De tijding van de opwekking van Lazarus had het kamp twee dagen voor de aankomst van de Meester bereikt, en het hele gezelschap was in beroering. Na de spijziging van de vijfduizend had zich niets voorgedaan dat zó tot de verbeelding van de mensen had gesproken. Het was dan ook op dit hoogtepunt van de tweede fase van de openlijke verkondiging van het koninkrijk, dat Jezus het plan opvatte om nog deze ene korte week in Pella te onderrichten en daarna te beginnen aan de rondreis door zuidelijk Perea, die rechtstreeks zou voeren tot de beslissende, tragische gebeurtenissen van de laatste week in Jeruzalem.

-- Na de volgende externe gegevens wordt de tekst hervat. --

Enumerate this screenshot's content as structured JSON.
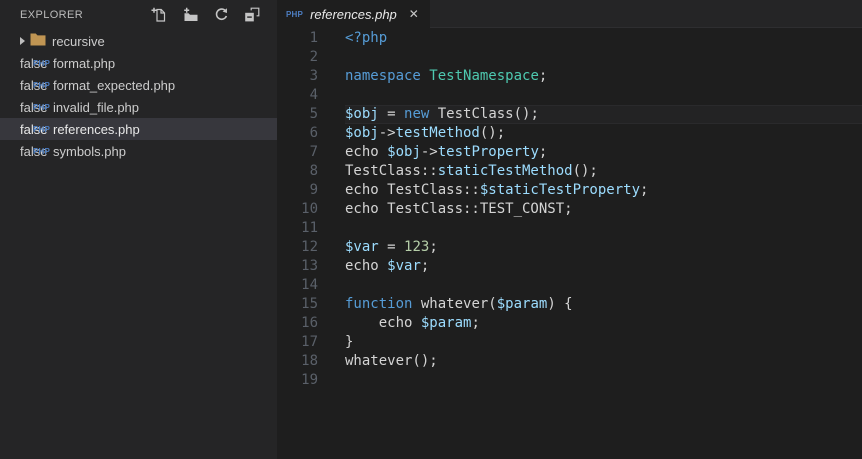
{
  "sidebar": {
    "header": {
      "title": "EXPLORER",
      "actions": [
        {
          "name": "new-file",
          "icon": "new-file-icon"
        },
        {
          "name": "new-folder",
          "icon": "new-folder-icon"
        },
        {
          "name": "refresh",
          "icon": "refresh-icon"
        },
        {
          "name": "collapse-all",
          "icon": "collapse-all-icon"
        }
      ]
    },
    "files": [
      {
        "label": "recursive",
        "type": "folder",
        "expanded": false,
        "selected": false
      },
      {
        "label": "format.php",
        "type": "php",
        "selected": false
      },
      {
        "label": "format_expected.php",
        "type": "php",
        "selected": false
      },
      {
        "label": "invalid_file.php",
        "type": "php",
        "selected": false
      },
      {
        "label": "references.php",
        "type": "php",
        "selected": true
      },
      {
        "label": "symbols.php",
        "type": "php",
        "selected": false
      }
    ]
  },
  "tabs": [
    {
      "label": "references.php",
      "icon": "php-icon",
      "active": true,
      "preview_italic": true,
      "close_label": "✕"
    }
  ],
  "editor": {
    "language": "php",
    "active_line": 5,
    "lines": [
      {
        "num": 1,
        "tokens": [
          [
            "k",
            "<?php"
          ]
        ]
      },
      {
        "num": 2,
        "tokens": []
      },
      {
        "num": 3,
        "tokens": [
          [
            "k",
            "namespace"
          ],
          [
            "d",
            " "
          ],
          [
            "t",
            "TestNamespace"
          ],
          [
            "d",
            ";"
          ]
        ]
      },
      {
        "num": 4,
        "tokens": []
      },
      {
        "num": 5,
        "tokens": [
          [
            "v",
            "$obj"
          ],
          [
            "d",
            " = "
          ],
          [
            "k",
            "new"
          ],
          [
            "d",
            " TestClass();"
          ]
        ]
      },
      {
        "num": 6,
        "tokens": [
          [
            "v",
            "$obj"
          ],
          [
            "d",
            "->"
          ],
          [
            "v",
            "testMethod"
          ],
          [
            "d",
            "();"
          ]
        ]
      },
      {
        "num": 7,
        "tokens": [
          [
            "d",
            "echo "
          ],
          [
            "v",
            "$obj"
          ],
          [
            "d",
            "->"
          ],
          [
            "v",
            "testProperty"
          ],
          [
            "d",
            ";"
          ]
        ]
      },
      {
        "num": 8,
        "tokens": [
          [
            "d",
            "TestClass::"
          ],
          [
            "v",
            "staticTestMethod"
          ],
          [
            "d",
            "();"
          ]
        ]
      },
      {
        "num": 9,
        "tokens": [
          [
            "d",
            "echo TestClass::"
          ],
          [
            "v",
            "$staticTestProperty"
          ],
          [
            "d",
            ";"
          ]
        ]
      },
      {
        "num": 10,
        "tokens": [
          [
            "d",
            "echo TestClass::TEST_CONST;"
          ]
        ]
      },
      {
        "num": 11,
        "tokens": []
      },
      {
        "num": 12,
        "tokens": [
          [
            "v",
            "$var"
          ],
          [
            "d",
            " = "
          ],
          [
            "n",
            "123"
          ],
          [
            "d",
            ";"
          ]
        ]
      },
      {
        "num": 13,
        "tokens": [
          [
            "d",
            "echo "
          ],
          [
            "v",
            "$var"
          ],
          [
            "d",
            ";"
          ]
        ]
      },
      {
        "num": 14,
        "tokens": []
      },
      {
        "num": 15,
        "tokens": [
          [
            "k",
            "function"
          ],
          [
            "d",
            " whatever("
          ],
          [
            "v",
            "$param"
          ],
          [
            "d",
            ") {"
          ]
        ]
      },
      {
        "num": 16,
        "tokens": [
          [
            "d",
            "    echo "
          ],
          [
            "v",
            "$param"
          ],
          [
            "d",
            ";"
          ]
        ]
      },
      {
        "num": 17,
        "tokens": [
          [
            "d",
            "}"
          ]
        ]
      },
      {
        "num": 18,
        "tokens": [
          [
            "d",
            "whatever();"
          ]
        ]
      },
      {
        "num": 19,
        "tokens": []
      }
    ]
  },
  "colors": {
    "editor_bg": "#1e1e1e",
    "panel_bg": "#252526",
    "selected_row_bg": "#37373d",
    "keyword": "#569cd6",
    "variable": "#9cdcfe",
    "type": "#4ec9b0",
    "number": "#b5cea8",
    "default_text": "#d4d4d4",
    "line_number": "#5a6069",
    "php_icon_blue": "#4d7ec2",
    "folder_icon_tan": "#c09553"
  }
}
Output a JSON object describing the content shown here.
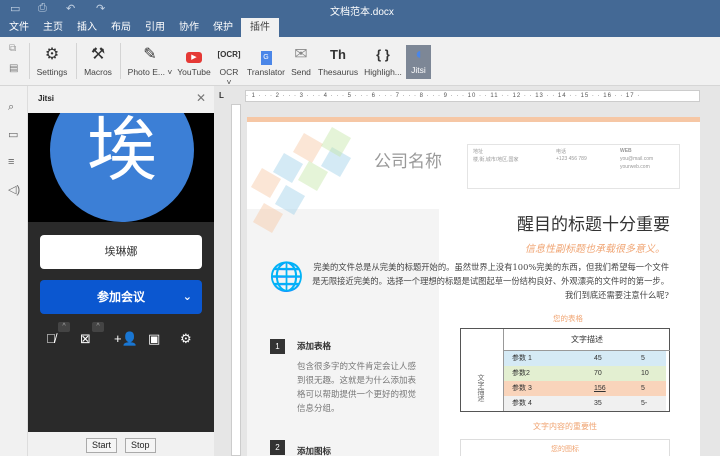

De Farizeeën en de overpriesters waren begonnen hun aanklachten te formuleren en hun beschuldigingen te concretiseren. Zij verzetten zich tegen de leer van de Meester op de volgende gronden:
1. Hij is een vriend van tollenaren en zondaren: hij ontvangt goddelozen en gebruikt zelfs de maaltijd met hen.
2. Hij is een godslasteraar: hij spreekt over God alsof deze zijn Vader is en hij denkt dat hij aan God gelijk is.
3. Hij is een wetsovertreder. Hij geneest zieken op de Sabbat en negeert op vele andere manieren de heilige wet van Israel.
4. Hij is in bondgenootschap met de duivels. Hij doet wonderen en schijnbare mirakels door de kracht van Beëlzebub, de vorst der duivels.